Despite its yearlong woes over pilot and cabin crew contracts, Ryanair remains confident it will maintain its cost leadership over other airlines in Europe, partly thanks to the Boeing Max 200 narrowbodies scheduled to start joining its fleet in the spring. The Irish low-cost carrier has placed orders for 135 of the type and holds options on a further 75. It will become the first airline to operate the Max 200 after it takes delivery of five in March and April next year. Ryanair’s Max 200 will come configured with 197 seats.
“The Max 200 aircraft, the game changer, have 4 percent more seats [compared with its 189-seat Boeing 737-800s] and a 16 percent lower fuel consumption per seat,” said Ryanair CEO Michael O’Leary during a conference call with analysts discussing the company’s results for the six months ending September 30. “These will drive very significant unit cost gains for us over the next five or six years.
“We will roll out that incremental fleet on routes all over Europe,” he said, adding that the LCC expects to take delivery of 42 examples between August 2019 and March 2020. The Max 200 will account for 10 percent of the LCC’s fleet in the fiscal year through March 2020, he said.
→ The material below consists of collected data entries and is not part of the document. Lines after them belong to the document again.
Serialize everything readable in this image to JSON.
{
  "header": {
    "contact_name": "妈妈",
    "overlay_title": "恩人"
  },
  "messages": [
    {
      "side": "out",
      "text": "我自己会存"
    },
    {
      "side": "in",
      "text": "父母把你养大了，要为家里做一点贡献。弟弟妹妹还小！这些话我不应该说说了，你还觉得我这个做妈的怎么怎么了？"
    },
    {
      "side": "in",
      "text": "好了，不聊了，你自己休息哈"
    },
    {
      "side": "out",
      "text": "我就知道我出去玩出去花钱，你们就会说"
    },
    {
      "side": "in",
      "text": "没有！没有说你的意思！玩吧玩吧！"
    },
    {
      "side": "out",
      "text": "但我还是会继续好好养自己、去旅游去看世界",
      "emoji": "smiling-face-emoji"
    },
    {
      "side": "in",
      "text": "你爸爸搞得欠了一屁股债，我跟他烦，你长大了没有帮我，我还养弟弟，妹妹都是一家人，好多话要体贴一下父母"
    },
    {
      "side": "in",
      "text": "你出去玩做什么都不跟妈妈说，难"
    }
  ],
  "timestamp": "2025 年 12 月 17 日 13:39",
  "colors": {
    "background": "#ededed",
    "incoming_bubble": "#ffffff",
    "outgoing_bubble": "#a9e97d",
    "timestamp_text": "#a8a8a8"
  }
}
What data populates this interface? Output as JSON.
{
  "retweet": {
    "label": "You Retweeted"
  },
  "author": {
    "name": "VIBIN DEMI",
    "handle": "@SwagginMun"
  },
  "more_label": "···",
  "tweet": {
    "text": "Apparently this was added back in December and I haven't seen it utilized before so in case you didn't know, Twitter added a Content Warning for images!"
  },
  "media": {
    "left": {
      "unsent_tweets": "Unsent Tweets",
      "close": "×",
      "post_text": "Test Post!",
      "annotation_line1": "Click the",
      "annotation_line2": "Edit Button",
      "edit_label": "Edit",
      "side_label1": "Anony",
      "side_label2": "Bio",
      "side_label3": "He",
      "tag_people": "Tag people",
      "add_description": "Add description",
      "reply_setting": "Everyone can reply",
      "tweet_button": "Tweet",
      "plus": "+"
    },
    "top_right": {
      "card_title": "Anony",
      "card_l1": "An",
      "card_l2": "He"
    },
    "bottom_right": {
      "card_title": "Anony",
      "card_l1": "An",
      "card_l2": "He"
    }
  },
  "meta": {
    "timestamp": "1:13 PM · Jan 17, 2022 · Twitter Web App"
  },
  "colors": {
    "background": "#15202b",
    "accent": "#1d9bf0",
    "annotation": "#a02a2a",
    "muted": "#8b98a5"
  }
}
O’Leary acknowledged the unionization of crew will add costs and complexity, but he downplayed the effect of the recent pilot and flight attendant strikes on Ryanair’s operations. “There is a lot of background noise out there at the moment on oil, on unions, and on kind of disruptions; it’s really noise,” he stressed, adding that the airline endured only eight strike days so far this year and operated 90 percent of its schedule on those days.
Ryanair reported a 7 percent year-over-year dip in net profit for its first fiscal half to €1.2 billion ($1.38 billion), on a 3 percent fall of average fares and a 6 percent growth in traffic, to 76.6 million passengers. Load factor stood unchanged at 96 percent.
O’ Leary expects fares at the airline to fall 2 percent in the six months ending March 31. “We are entering into a grim winter,” he said, noting that airfares across the European industry are falling. “It is not related to Ryanair or unions, it is related to excess capacity and certainly our willingness to continue to lower airfares into this winter to speed up the consolidation process,” concluded O’Leary.